Ночевали в Карабулахе, куда матерей привезли на автобусе под вечер. Их разместили в местной школе – в спортзале, где к тому времени уже стояли длинными рядами железные кровати, накрытые шерстяными клетчатыми одеялами. Ночью Наташа проснулась. Лунный луч протянулся из наполовину занавешенного окна и повис над ней в сетке для мяча. Спортзал дышал – короткий вдох, длинный выдох, короткий вдох, длинный выдох. Спортзал спал, убаюканный сонным дыханием десятков женщин. Только иногда его ритм нарушал скрип кровати – когда кто-то из матерей тяжело ворочался во сне. Спите, думала Наташа, завтра будет хуже, чем вчера.
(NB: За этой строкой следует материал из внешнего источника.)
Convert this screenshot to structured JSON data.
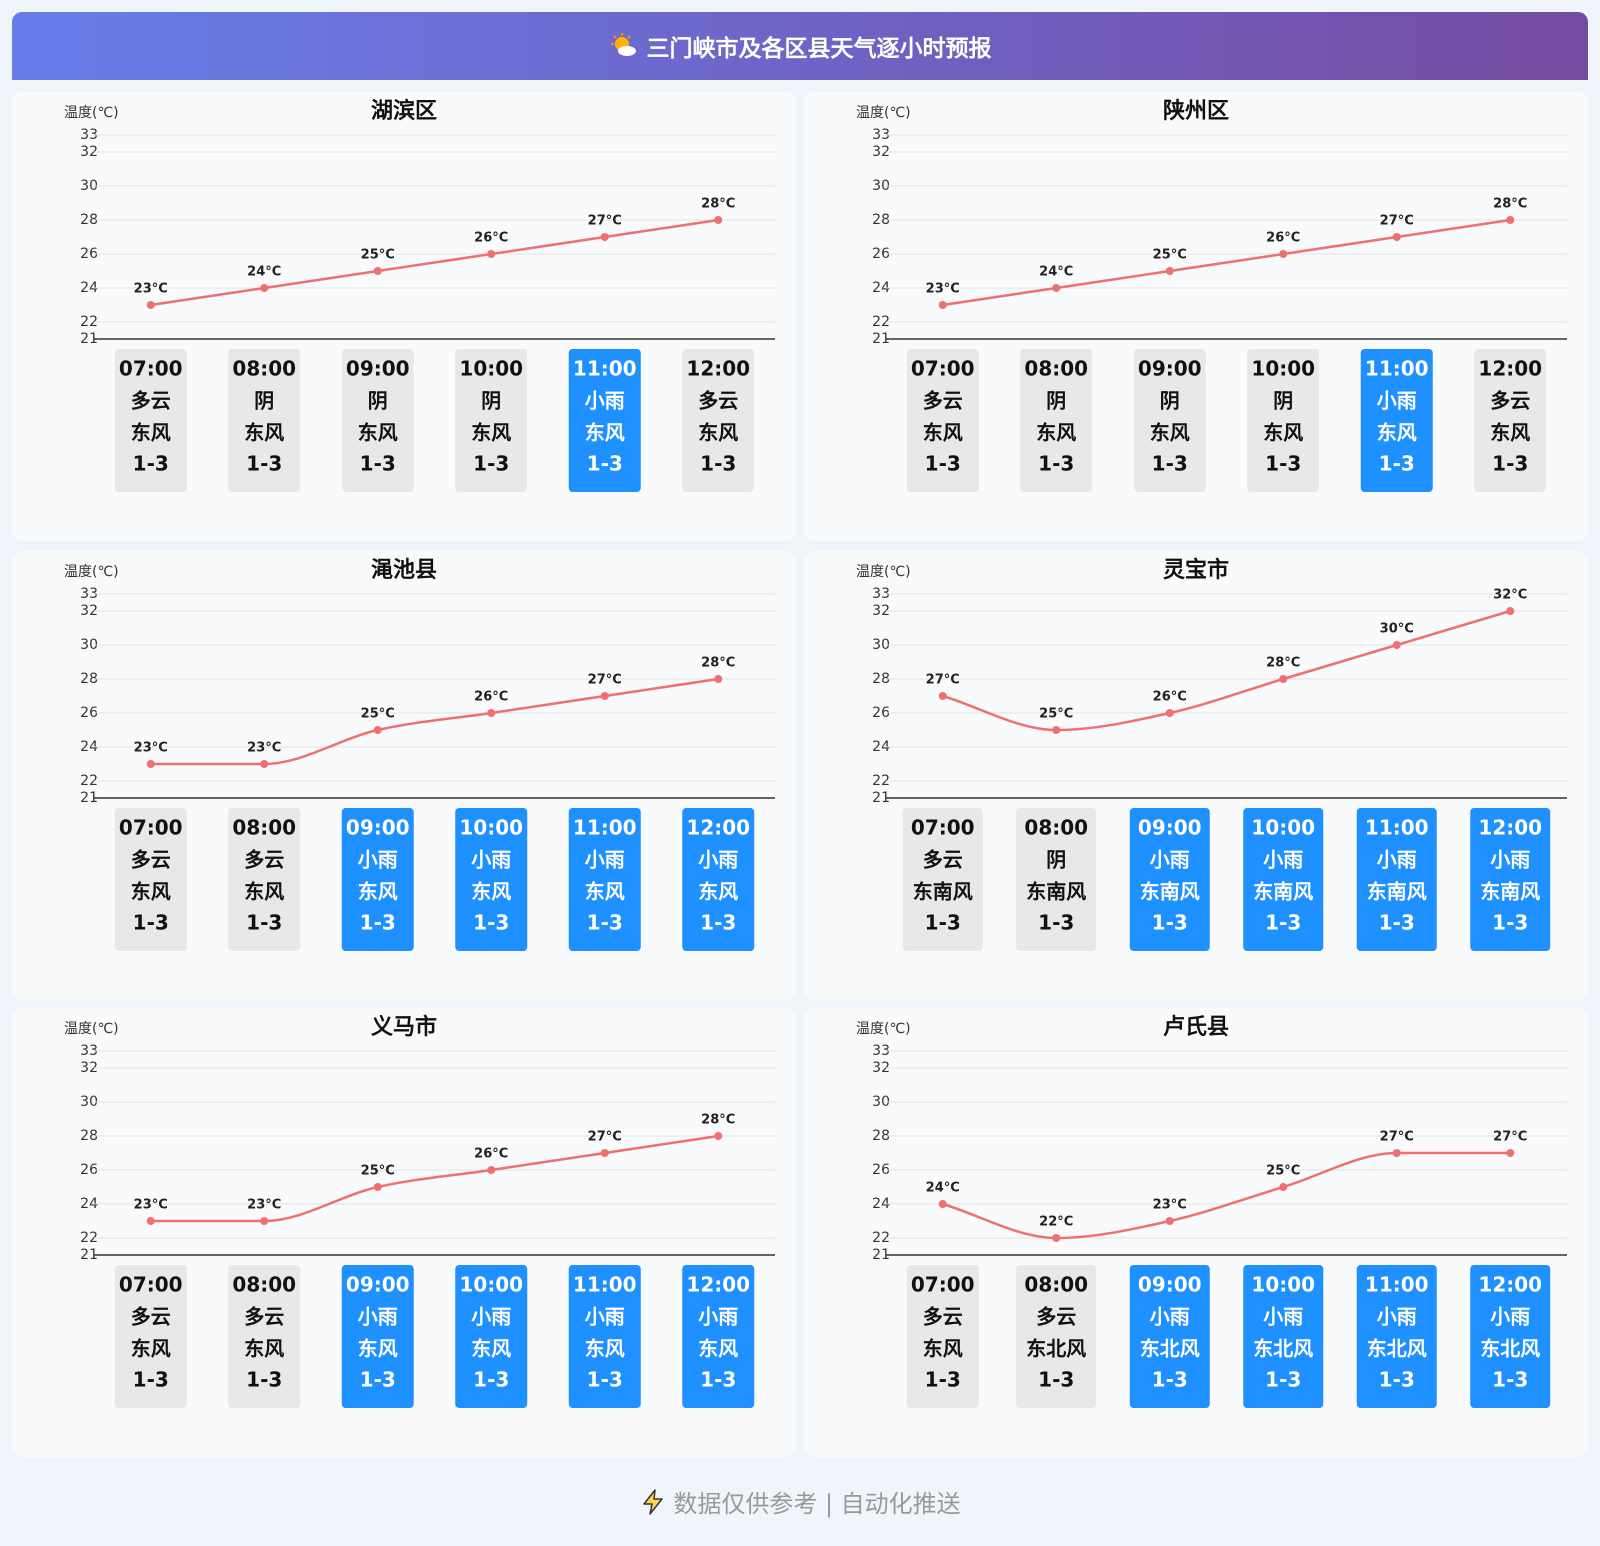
{
  "header": {
    "title": "三门峡市及各区县天气逐小时预报"
  },
  "chart_data": [
    {
      "type": "line",
      "title": "湖滨区",
      "y_label": "温度(℃)",
      "categories": [
        "07:00",
        "08:00",
        "09:00",
        "10:00",
        "11:00",
        "12:00"
      ],
      "values": [
        23,
        24,
        25,
        26,
        27,
        28
      ],
      "value_labels": [
        "23°C",
        "24°C",
        "25°C",
        "26°C",
        "27°C",
        "28°C"
      ],
      "color": "#f07070",
      "ylim": [
        21,
        33
      ],
      "yticks": [
        21,
        22,
        24,
        26,
        28,
        30,
        32,
        33
      ],
      "grid": true,
      "smooth": true,
      "weather": [
        "多云",
        "阴",
        "阴",
        "阴",
        "小雨",
        "多云"
      ],
      "wind": [
        "东风",
        "东风",
        "东风",
        "东风",
        "东风",
        "东风"
      ],
      "level": [
        "1-3",
        "1-3",
        "1-3",
        "1-3",
        "1-3",
        "1-3"
      ],
      "card_colors": [
        "#e8e8e8",
        "#e8e8e8",
        "#e8e8e8",
        "#e8e8e8",
        "#1e90ff",
        "#e8e8e8"
      ],
      "card_text_colors": [
        "#111111",
        "#111111",
        "#111111",
        "#111111",
        "#ffffff",
        "#111111"
      ]
    },
    {
      "type": "line",
      "title": "陕州区",
      "y_label": "温度(℃)",
      "categories": [
        "07:00",
        "08:00",
        "09:00",
        "10:00",
        "11:00",
        "12:00"
      ],
      "values": [
        23,
        24,
        25,
        26,
        27,
        28
      ],
      "value_labels": [
        "23°C",
        "24°C",
        "25°C",
        "26°C",
        "27°C",
        "28°C"
      ],
      "color": "#f07070",
      "ylim": [
        21,
        33
      ],
      "yticks": [
        21,
        22,
        24,
        26,
        28,
        30,
        32,
        33
      ],
      "grid": true,
      "smooth": true,
      "weather": [
        "多云",
        "阴",
        "阴",
        "阴",
        "小雨",
        "多云"
      ],
      "wind": [
        "东风",
        "东风",
        "东风",
        "东风",
        "东风",
        "东风"
      ],
      "level": [
        "1-3",
        "1-3",
        "1-3",
        "1-3",
        "1-3",
        "1-3"
      ],
      "card_colors": [
        "#e8e8e8",
        "#e8e8e8",
        "#e8e8e8",
        "#e8e8e8",
        "#1e90ff",
        "#e8e8e8"
      ],
      "card_text_colors": [
        "#111111",
        "#111111",
        "#111111",
        "#111111",
        "#ffffff",
        "#111111"
      ]
    },
    {
      "type": "line",
      "title": "渑池县",
      "y_label": "温度(℃)",
      "categories": [
        "07:00",
        "08:00",
        "09:00",
        "10:00",
        "11:00",
        "12:00"
      ],
      "values": [
        23,
        23,
        25,
        26,
        27,
        28
      ],
      "value_labels": [
        "23°C",
        "23°C",
        "25°C",
        "26°C",
        "27°C",
        "28°C"
      ],
      "color": "#f07070",
      "ylim": [
        21,
        33
      ],
      "yticks": [
        21,
        22,
        24,
        26,
        28,
        30,
        32,
        33
      ],
      "grid": true,
      "smooth": true,
      "weather": [
        "多云",
        "多云",
        "小雨",
        "小雨",
        "小雨",
        "小雨"
      ],
      "wind": [
        "东风",
        "东风",
        "东风",
        "东风",
        "东风",
        "东风"
      ],
      "level": [
        "1-3",
        "1-3",
        "1-3",
        "1-3",
        "1-3",
        "1-3"
      ],
      "card_colors": [
        "#e8e8e8",
        "#e8e8e8",
        "#1e90ff",
        "#1e90ff",
        "#1e90ff",
        "#1e90ff"
      ],
      "card_text_colors": [
        "#111111",
        "#111111",
        "#ffffff",
        "#ffffff",
        "#ffffff",
        "#ffffff"
      ]
    },
    {
      "type": "line",
      "title": "灵宝市",
      "y_label": "温度(℃)",
      "categories": [
        "07:00",
        "08:00",
        "09:00",
        "10:00",
        "11:00",
        "12:00"
      ],
      "values": [
        27,
        25,
        26,
        28,
        30,
        32
      ],
      "value_labels": [
        "27°C",
        "25°C",
        "26°C",
        "28°C",
        "30°C",
        "32°C"
      ],
      "color": "#f07070",
      "ylim": [
        21,
        33
      ],
      "yticks": [
        21,
        22,
        24,
        26,
        28,
        30,
        32,
        33
      ],
      "grid": true,
      "smooth": true,
      "weather": [
        "多云",
        "阴",
        "小雨",
        "小雨",
        "小雨",
        "小雨"
      ],
      "wind": [
        "东南风",
        "东南风",
        "东南风",
        "东南风",
        "东南风",
        "东南风"
      ],
      "level": [
        "1-3",
        "1-3",
        "1-3",
        "1-3",
        "1-3",
        "1-3"
      ],
      "card_colors": [
        "#e8e8e8",
        "#e8e8e8",
        "#1e90ff",
        "#1e90ff",
        "#1e90ff",
        "#1e90ff"
      ],
      "card_text_colors": [
        "#111111",
        "#111111",
        "#ffffff",
        "#ffffff",
        "#ffffff",
        "#ffffff"
      ]
    },
    {
      "type": "line",
      "title": "义马市",
      "y_label": "温度(℃)",
      "categories": [
        "07:00",
        "08:00",
        "09:00",
        "10:00",
        "11:00",
        "12:00"
      ],
      "values": [
        23,
        23,
        25,
        26,
        27,
        28
      ],
      "value_labels": [
        "23°C",
        "23°C",
        "25°C",
        "26°C",
        "27°C",
        "28°C"
      ],
      "color": "#f07070",
      "ylim": [
        21,
        33
      ],
      "yticks": [
        21,
        22,
        24,
        26,
        28,
        30,
        32,
        33
      ],
      "grid": true,
      "smooth": true,
      "weather": [
        "多云",
        "多云",
        "小雨",
        "小雨",
        "小雨",
        "小雨"
      ],
      "wind": [
        "东风",
        "东风",
        "东风",
        "东风",
        "东风",
        "东风"
      ],
      "level": [
        "1-3",
        "1-3",
        "1-3",
        "1-3",
        "1-3",
        "1-3"
      ],
      "card_colors": [
        "#e8e8e8",
        "#e8e8e8",
        "#1e90ff",
        "#1e90ff",
        "#1e90ff",
        "#1e90ff"
      ],
      "card_text_colors": [
        "#111111",
        "#111111",
        "#ffffff",
        "#ffffff",
        "#ffffff",
        "#ffffff"
      ]
    },
    {
      "type": "line",
      "title": "卢氏县",
      "y_label": "温度(℃)",
      "categories": [
        "07:00",
        "08:00",
        "09:00",
        "10:00",
        "11:00",
        "12:00"
      ],
      "values": [
        24,
        22,
        23,
        25,
        27,
        27
      ],
      "value_labels": [
        "24°C",
        "22°C",
        "23°C",
        "25°C",
        "27°C",
        "27°C"
      ],
      "color": "#f07070",
      "ylim": [
        21,
        33
      ],
      "yticks": [
        21,
        22,
        24,
        26,
        28,
        30,
        32,
        33
      ],
      "grid": true,
      "smooth": true,
      "weather": [
        "多云",
        "多云",
        "小雨",
        "小雨",
        "小雨",
        "小雨"
      ],
      "wind": [
        "东风",
        "东北风",
        "东北风",
        "东北风",
        "东北风",
        "东北风"
      ],
      "level": [
        "1-3",
        "1-3",
        "1-3",
        "1-3",
        "1-3",
        "1-3"
      ],
      "card_colors": [
        "#e8e8e8",
        "#e8e8e8",
        "#1e90ff",
        "#1e90ff",
        "#1e90ff",
        "#1e90ff"
      ],
      "card_text_colors": [
        "#111111",
        "#111111",
        "#ffffff",
        "#ffffff",
        "#ffffff",
        "#ffffff"
      ]
    }
  ],
  "footer": {
    "text": "数据仅供参考 | 自动化推送"
  }
}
С утра они составляли и сверяли списки пленных и пропавших без вести. Исписали ворох листов. Наташа умылась из бочки с холодной водой, прогнала остатки сна. Познакомилась с французским фоторепортером, приехавшим вместе с комитетом солдатских матерей снимать обмен военнопленными. Она сразу же забыла, как его зовут. Из иностранных имен она твердо запомнила только одно – Мари-Кармэн, с ней Наташа дружила. Фоторепортера она называла «французом» – все равно он по-русски не понимал.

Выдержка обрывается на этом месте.